All of this, he said, has come with deep anxiety and ongoing melancholy – a common feeling shared by the majority of those impacted.
Dr. Elio Sassine, a psychiatrist and trauma specialist, estimated that between 70% and 80% of the population is experiencing trauma of varying severity — initially triggered by the financial crisis and later intensified by the 2020 Beirut port explosion.
“Whether someone lost $1,000 or $500,000 to the bank, the impact was the same: their money was taken, and they could do nothing about it,” Sassine told UPI. “Entire families suddenly found themselves without resources — without any means to survive.”
Worse, they were left struggling with depression, anxiety, insomnia, post-traumatic stress disorder and a constant fear for the future — and with no energy left to keep demonstrating, to pressure the ruling elite to return their money and be held accountable.
“With no money, people were exhausted, doing everything they could just to secure the basics so they wouldn’t die,” Sassine said.
One of his patients, a 90-year-old tailor, was so desperate to find work that he asked his doctor if he knew anyone who might hire him again. “How could such a vulnerable person work again?” he asked rhetorically.
What hurt most was the humiliation inflicted on depositors at the start of the crisis when they were allowed to withdraw only a small amount from their accounts, pushing many, like Elvira Habib, to stop going to the banks.
According to Richard Pharaon, president of the Association of French Depositors in Lebanon, nearly half of the estimated $137 billion in deposits already has been wiped out. Depositors were forced to withdraw their dollar savings in Lebanese pounds at deeply unfavorable rates of exchange or to trade banker’s checks for cash U.S. dollars — losing up to 85% of their trapped savings
“They had no choice. … They ended up being the biggest losers,” Pharaon told UPI, sharply criticizing fresh efforts by the central bank to reduce total deposits to $50 billion — removing so-called suspicious accounts — as part of a new plan to gradually return the funds over the coming years.

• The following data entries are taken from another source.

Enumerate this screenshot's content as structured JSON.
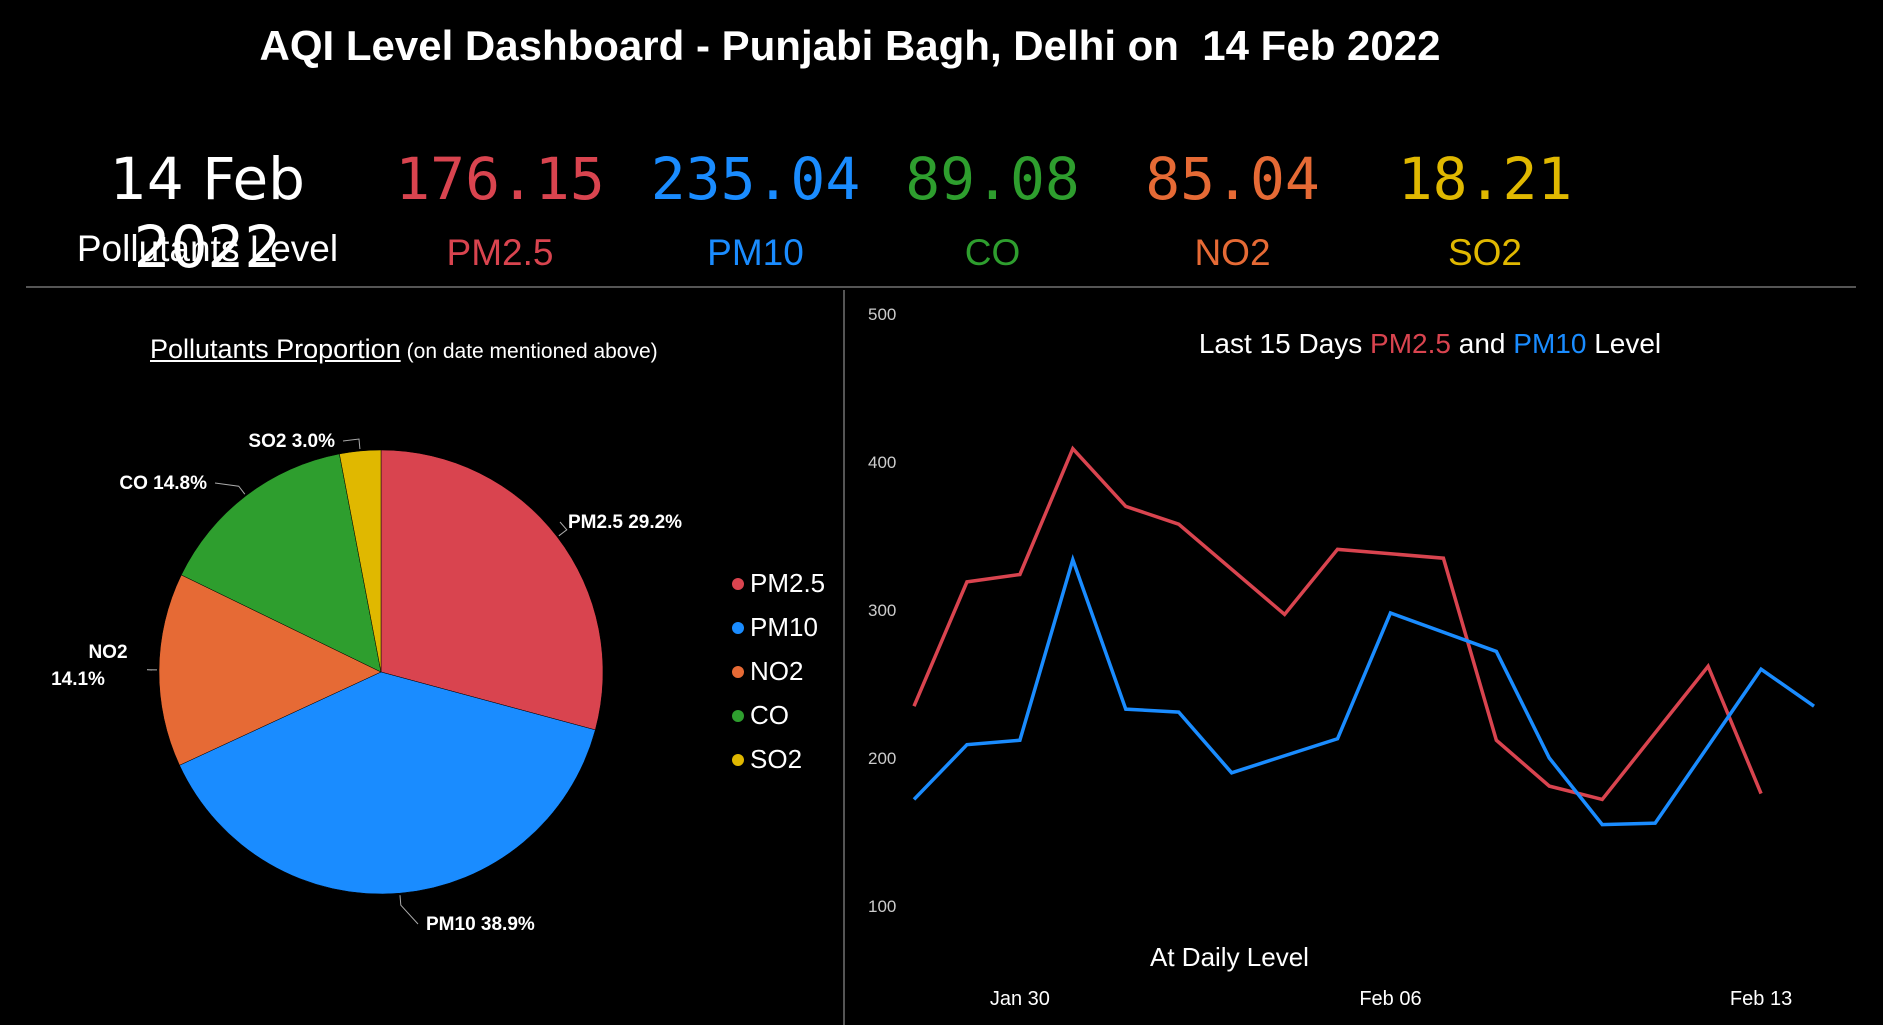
{
  "header": {
    "title": "AQI Level Dashboard - Punjabi Bagh, Delhi on  14 Feb 2022"
  },
  "kpis": {
    "date_value": "14 Feb 2022",
    "date_label": "Pollutants Level",
    "items": [
      {
        "value": "176.15",
        "label": "PM2.5",
        "color": "#d9444f"
      },
      {
        "value": "235.04",
        "label": "PM10",
        "color": "#1a8cff"
      },
      {
        "value": "89.08",
        "label": "CO",
        "color": "#2e9e2e"
      },
      {
        "value": "85.04",
        "label": "NO2",
        "color": "#e66a35"
      },
      {
        "value": "18.21",
        "label": "SO2",
        "color": "#e0b800"
      }
    ]
  },
  "pie": {
    "title": "Pollutants Proportion",
    "subtitle": "(on date mentioned above)"
  },
  "line": {
    "title_prefix": "Last 15 Days ",
    "title_s1": "PM2.5",
    "title_mid": " and ",
    "title_s2": "PM10",
    "title_suffix": " Level",
    "xlabel": "At Daily Level"
  },
  "chart_data": [
    {
      "type": "pie",
      "title": "Pollutants Proportion",
      "subtitle": "(on date mentioned above)",
      "slices": [
        {
          "name": "PM2.5",
          "percent": 29.2,
          "label": "PM2.5 29.2%",
          "color": "#d9444f"
        },
        {
          "name": "PM10",
          "percent": 38.9,
          "label": "PM10 38.9%",
          "color": "#1a8cff"
        },
        {
          "name": "NO2",
          "percent": 14.1,
          "label": "NO2 14.1%",
          "color": "#e66a35"
        },
        {
          "name": "CO",
          "percent": 14.8,
          "label": "CO 14.8%",
          "color": "#2e9e2e"
        },
        {
          "name": "SO2",
          "percent": 3.0,
          "label": "SO2 3.0%",
          "color": "#e0b800"
        }
      ],
      "legend": {
        "placement": "right",
        "entries": [
          "PM2.5",
          "PM10",
          "NO2",
          "CO",
          "SO2"
        ]
      }
    },
    {
      "type": "line",
      "title": "Last 15 Days PM2.5 and PM10 Level",
      "xlabel": "At Daily Level",
      "ylabel": "",
      "ylim": [
        100,
        500
      ],
      "yticks": [
        100,
        200,
        300,
        400,
        500
      ],
      "x": [
        "2022-01-30",
        "2022-01-31",
        "2022-02-01",
        "2022-02-02",
        "2022-02-03",
        "2022-02-04",
        "2022-02-05",
        "2022-02-06",
        "2022-02-07",
        "2022-02-08",
        "2022-02-09",
        "2022-02-10",
        "2022-02-11",
        "2022-02-12",
        "2022-02-13",
        "2022-02-14",
        "2022-02-15",
        "2022-02-16"
      ],
      "xticks": [
        {
          "x": "2022-02-01",
          "label": "Jan 30"
        },
        {
          "x": "2022-02-08",
          "label": "Feb 06"
        },
        {
          "x": "2022-02-15",
          "label": "Feb 13"
        }
      ],
      "series": [
        {
          "name": "PM2.5",
          "color": "#d9444f",
          "points": [
            [
              "2022-01-30",
              235
            ],
            [
              "2022-01-31",
              319
            ],
            [
              "2022-02-01",
              324
            ],
            [
              "2022-02-02",
              409
            ],
            [
              "2022-02-03",
              370
            ],
            [
              "2022-02-04",
              358
            ],
            [
              "2022-02-06",
              297
            ],
            [
              "2022-02-07",
              341
            ],
            [
              "2022-02-09",
              335
            ],
            [
              "2022-02-10",
              212
            ],
            [
              "2022-02-11",
              181
            ],
            [
              "2022-02-12",
              172
            ],
            [
              "2022-02-14",
              262
            ],
            [
              "2022-02-15",
              176
            ]
          ]
        },
        {
          "name": "PM10",
          "color": "#1a8cff",
          "points": [
            [
              "2022-01-30",
              172
            ],
            [
              "2022-01-31",
              209
            ],
            [
              "2022-02-01",
              212
            ],
            [
              "2022-02-02",
              334
            ],
            [
              "2022-02-03",
              233
            ],
            [
              "2022-02-04",
              231
            ],
            [
              "2022-02-05",
              190
            ],
            [
              "2022-02-07",
              213
            ],
            [
              "2022-02-08",
              298
            ],
            [
              "2022-02-10",
              272
            ],
            [
              "2022-02-11",
              200
            ],
            [
              "2022-02-12",
              155
            ],
            [
              "2022-02-13",
              156
            ],
            [
              "2022-02-15",
              260
            ],
            [
              "2022-02-16",
              235
            ]
          ]
        }
      ],
      "grid": false
    }
  ]
}
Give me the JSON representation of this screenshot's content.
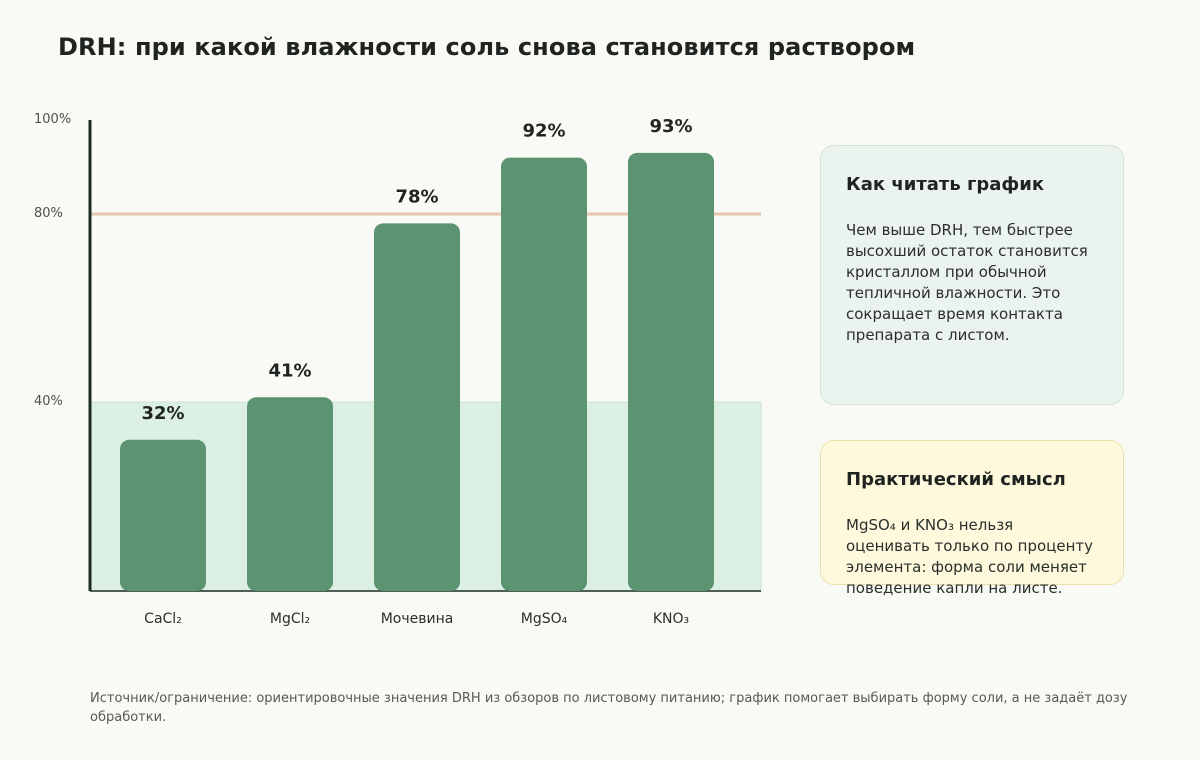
{
  "title": "DRH: при какой влажности соль снова становится раствором",
  "chart_data": {
    "type": "bar",
    "categories": [
      "CaCl₂",
      "MgCl₂",
      "Мочевина",
      "MgSO₄",
      "KNO₃"
    ],
    "values": [
      32,
      41,
      78,
      92,
      93
    ],
    "value_labels": [
      "32%",
      "41%",
      "78%",
      "92%",
      "93%"
    ],
    "y_ticks": [
      {
        "value": 100,
        "label": "100%"
      },
      {
        "value": 80,
        "label": "80%"
      },
      {
        "value": 40,
        "label": "40%"
      }
    ],
    "ylim": [
      0,
      100
    ],
    "reference_line": 80,
    "shaded_band": [
      0,
      40
    ],
    "colors": {
      "bar": "#5c9472",
      "band": "#dcefe3",
      "reference_line": "#e8c6b0",
      "axis": "#1c2b22"
    }
  },
  "cards": {
    "read": {
      "title": "Как читать график",
      "text": "Чем выше DRH, тем быстрее высохший остаток становится кристаллом при обычной тепличной влажности. Это сокращает время контакта препарата с листом."
    },
    "practical": {
      "title": "Практический смысл",
      "text": "MgSO₄ и KNO₃ нельзя оценивать только по проценту элемента: форма соли меняет поведение капли на листе."
    }
  },
  "footer": "Источник/ограничение: ориентировочные значения DRH из обзоров по листовому питанию; график помогает выбирать форму соли, а не задаёт дозу обработки."
}
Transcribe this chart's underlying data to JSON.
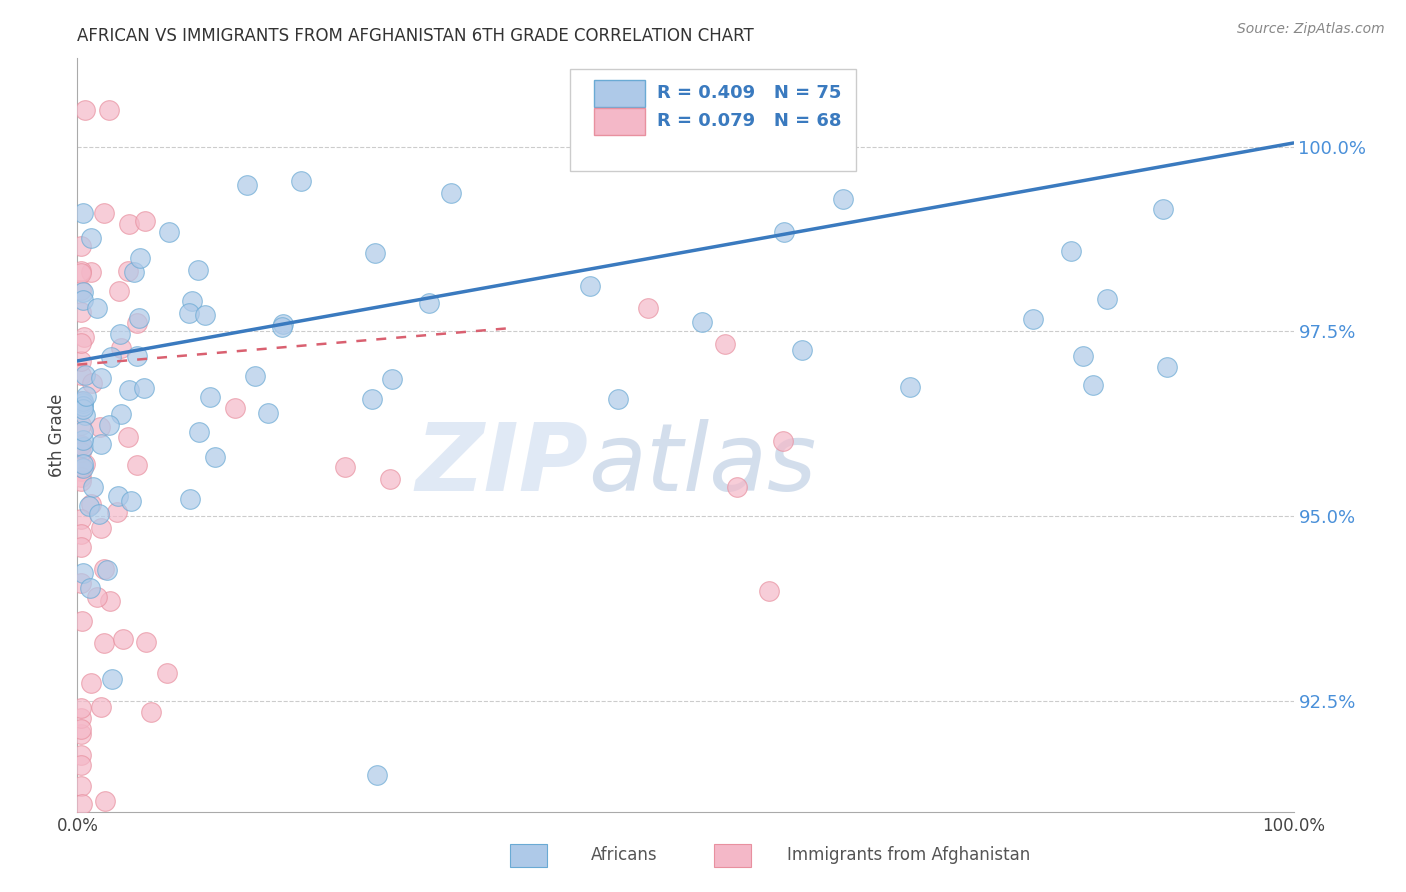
{
  "title": "AFRICAN VS IMMIGRANTS FROM AFGHANISTAN 6TH GRADE CORRELATION CHART",
  "source": "Source: ZipAtlas.com",
  "ylabel": "6th Grade",
  "y_ticks": [
    92.5,
    95.0,
    97.5,
    100.0
  ],
  "y_tick_labels": [
    "92.5%",
    "95.0%",
    "97.5%",
    "100.0%"
  ],
  "xlim": [
    0.0,
    1.0
  ],
  "ylim": [
    91.0,
    101.2
  ],
  "legend_blue_label": "R = 0.409   N = 75",
  "legend_pink_label": "R = 0.079   N = 68",
  "blue_fill_color": "#aec9e8",
  "pink_fill_color": "#f4b8c8",
  "blue_edge_color": "#6aaad4",
  "pink_edge_color": "#e8909f",
  "blue_line_color": "#3a7abf",
  "pink_line_color": "#d96070",
  "tick_label_color": "#4a90d9",
  "title_color": "#333333",
  "source_color": "#888888",
  "watermark_color": "#dce8f5",
  "grid_color": "#cccccc",
  "background_color": "#ffffff",
  "legend_text_color": "#3a7abf",
  "bottom_legend_text_color": "#555555"
}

Pharaon has little hope, saying “nothing has changed – the mafia is still in place, no forensic investigation has been conducted and there’s been no accountability.”
Without accountability and without putting on trial the officials and bankers who secretly transferred an estimated $11 billion abroad; it will take a long time for depositors to recover from the injustice they were subjected to, Sassine concluded.